What’s more, I think there are too many committed civil servants at the Antitrust Division for this decision to fly if it were clear that Trump was actually trying to weaponize their work. Unlike, say, the recent petition seeking vacatur and sanctions against the ACLU in the case concerning access to abortion services by detained aliens, the Division’s complaint is signed by plenty of non-political, career lawyers who are deeply committed to fair and evenhanded antitrust enforcement for consumers’ benefit. We can—I hope—trust their judgment, and Delrahim and other political appointees probably deserve the benefit of any doubts as well.
The problem, though, is that we just can’t trust Trump. These are the wages of breaking all of our political norms, and using the office of the presidency itself to attack companies perceived as political rivals, like CNN and Amazon. A year ago, an accusation that the President was using antitrust enforcement on a selective basis to help friends and hurt foes would not have merited a second thought. The sad reality is that that’s no longer true. The trust we can repose in this process in fact depends on believing (perhaps, implausibly) that decisionmaking at the Antitrust Division is effectively insulated against the President, his Twitter feed, and even an Attorney General who has seemed all too willing to act out the worst instincts of this Administration. When the citizens, and the courts, cannot trust the President’s oath, even the right decisions sometimes feel wrong. And that is a huge problem, because it may lead to rejecting positions that really are in the public interest.

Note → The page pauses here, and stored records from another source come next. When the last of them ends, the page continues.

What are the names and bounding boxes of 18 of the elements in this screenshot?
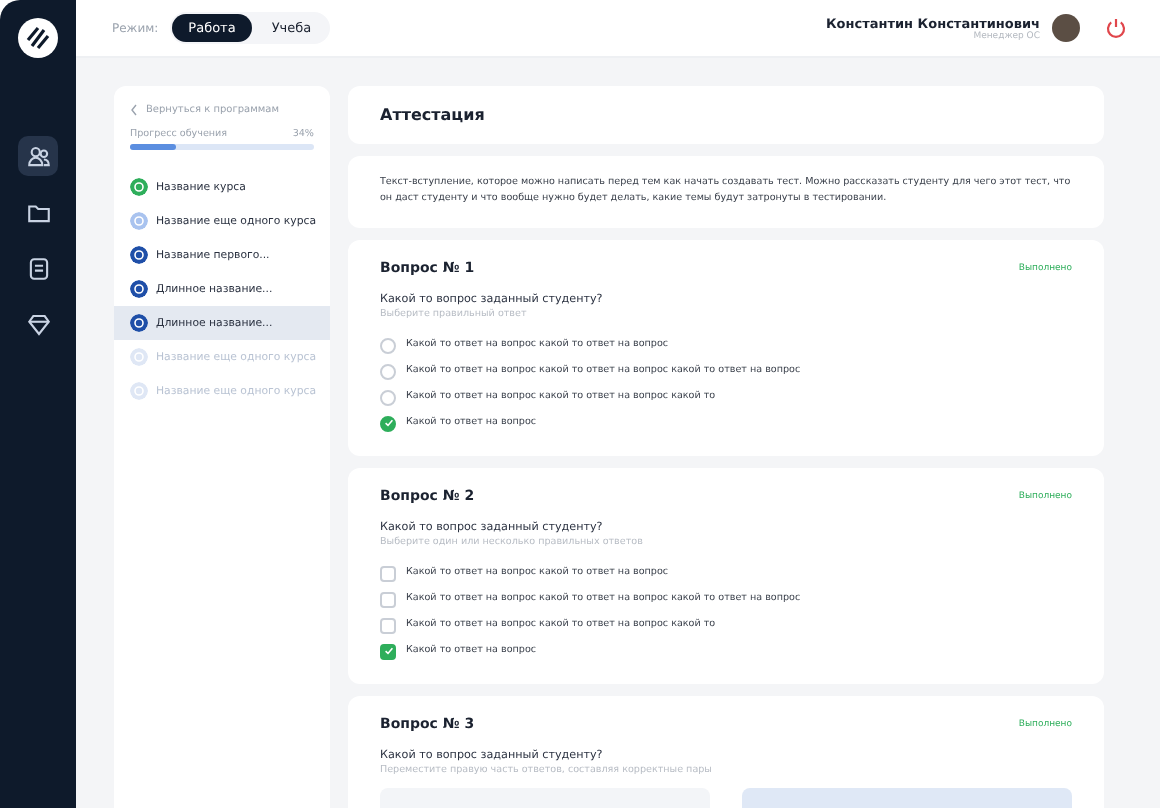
back-icon[interactable] — [130, 104, 138, 116]
power-icon[interactable] — [1104, 16, 1128, 40]
logo-icon — [16, 16, 60, 60]
checkbox[interactable] — [380, 617, 396, 634]
users-icon — [25, 143, 51, 169]
checkbox[interactable] — [380, 591, 396, 608]
checkbox[interactable] — [380, 643, 396, 660]
page-title: Аттестация — [380, 106, 487, 124]
diamond-icon — [25, 311, 51, 337]
radio[interactable] — [380, 415, 396, 432]
document-icon — [25, 255, 51, 281]
radio[interactable] — [380, 337, 396, 354]
avatar[interactable] — [1052, 14, 1080, 42]
checkbox[interactable] — [380, 565, 396, 582]
radio[interactable] — [380, 389, 396, 406]
nav-button[interactable] — [18, 136, 58, 176]
folder-icon — [25, 199, 51, 225]
radio[interactable] — [380, 363, 396, 380]
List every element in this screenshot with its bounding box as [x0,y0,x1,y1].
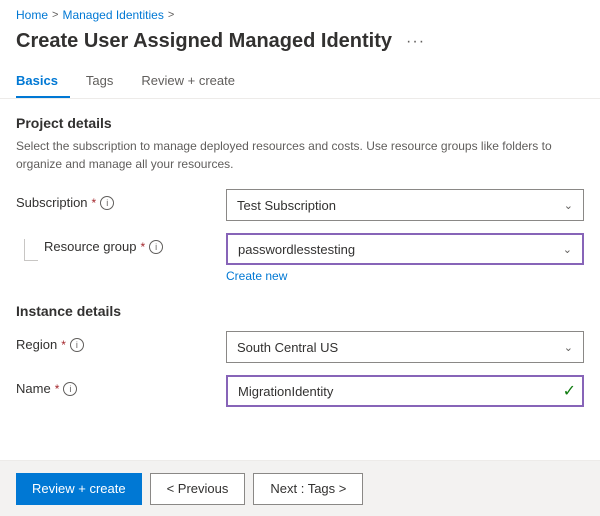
project-details-title: Project details [16,115,584,131]
content-area: Project details Select the subscription … [0,99,600,435]
breadcrumb: Home > Managed Identities > [0,0,600,26]
region-dropdown[interactable]: South Central US ⌄ [226,331,584,363]
name-input-wrapper: ✓ [226,375,584,407]
rg-control: passwordlesstesting ⌄ Create new [226,233,584,283]
name-row: Name * i ✓ [16,375,584,407]
rg-info-icon[interactable]: i [149,240,163,254]
subscription-info-icon[interactable]: i [100,196,114,210]
l-connector [24,239,38,261]
subscription-dropdown[interactable]: Test Subscription ⌄ [226,189,584,221]
breadcrumb-sep-1: > [52,9,58,21]
project-details-desc: Select the subscription to manage deploy… [16,137,576,173]
instance-details-title: Instance details [16,303,584,319]
subscription-chevron: ⌄ [564,199,573,212]
tab-bar: Basics Tags Review + create [0,65,600,99]
subscription-value: Test Subscription [237,198,336,213]
create-new-link[interactable]: Create new [226,269,584,283]
name-required: * [55,382,60,396]
next-button[interactable]: Next : Tags > [253,473,363,505]
tab-basics[interactable]: Basics [16,65,70,98]
name-info-icon[interactable]: i [63,382,77,396]
name-control: ✓ [226,375,584,407]
footer: Review + create < Previous Next : Tags > [0,460,600,516]
region-info-icon[interactable]: i [70,338,84,352]
region-label-col: Region * i [16,331,226,352]
ellipsis-button[interactable]: ··· [402,31,429,53]
resource-group-dropdown[interactable]: passwordlesstesting ⌄ [226,233,584,265]
page-header: Create User Assigned Managed Identity ··… [0,26,600,65]
subscription-required: * [92,196,97,210]
breadcrumb-sep-2: > [168,9,174,21]
region-row: Region * i South Central US ⌄ [16,331,584,363]
region-required: * [61,338,66,352]
name-label: Name [16,381,51,396]
rg-required: * [141,240,146,254]
tab-review-create[interactable]: Review + create [141,65,247,98]
review-create-button[interactable]: Review + create [16,473,142,505]
resource-group-row: Resource group * i passwordlesstesting ⌄… [16,233,584,283]
rg-label: Resource group * i [44,239,163,254]
name-input[interactable] [226,375,584,407]
tab-tags[interactable]: Tags [86,65,125,98]
instance-details-section: Instance details [16,303,584,319]
name-checkmark-icon: ✓ [563,381,576,401]
name-label-col: Name * i [16,375,226,396]
region-chevron: ⌄ [564,341,573,354]
rg-label-col: Resource group * i [16,233,226,261]
region-label: Region [16,337,57,352]
page-title: Create User Assigned Managed Identity [16,30,392,53]
rg-value: passwordlesstesting [238,242,355,257]
breadcrumb-managed-identities[interactable]: Managed Identities [62,8,163,22]
breadcrumb-home[interactable]: Home [16,8,48,22]
rg-label-text: Resource group [44,239,137,254]
subscription-row: Subscription * i Test Subscription ⌄ [16,189,584,221]
rg-chevron: ⌄ [563,243,572,256]
region-value: South Central US [237,340,338,355]
region-control: South Central US ⌄ [226,331,584,363]
subscription-label: Subscription [16,195,88,210]
subscription-control: Test Subscription ⌄ [226,189,584,221]
subscription-label-col: Subscription * i [16,189,226,210]
previous-button[interactable]: < Previous [150,473,246,505]
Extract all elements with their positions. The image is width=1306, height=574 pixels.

Happily, though, the solution in this case is not to distrust merger enforcement. The reason the Antitrust Division has to sue to block the AT&T merger is precisely because the authors of our antitrust laws knew the dangers of selective enforcement, and they put the courts into the process as a check on executive excess. And it gets better: It’s not only the Antitrust Division that has the power to block anticompetitive mergers—state attorneys general, and even ordinary citizens, have the power to sue to block them, too. If we do not trust the President to avoid selective enforcement, the solution is not necessarily to distrust his every enforcement decision; courts can, instead, extend some of the deference they usually show towards federal enforcers to these other antitrust litigants. That way, we are not forced to live between the rock of selective enforcement and the hard place of no enforcement at all. Instead, we can continue to give the government the benefit of the doubt when it acts (we hope, admirably) to enforce our critical competition laws, secure in the knowledge that if it refuses to do the same for political friends and fellow travelers, others can step into the breach.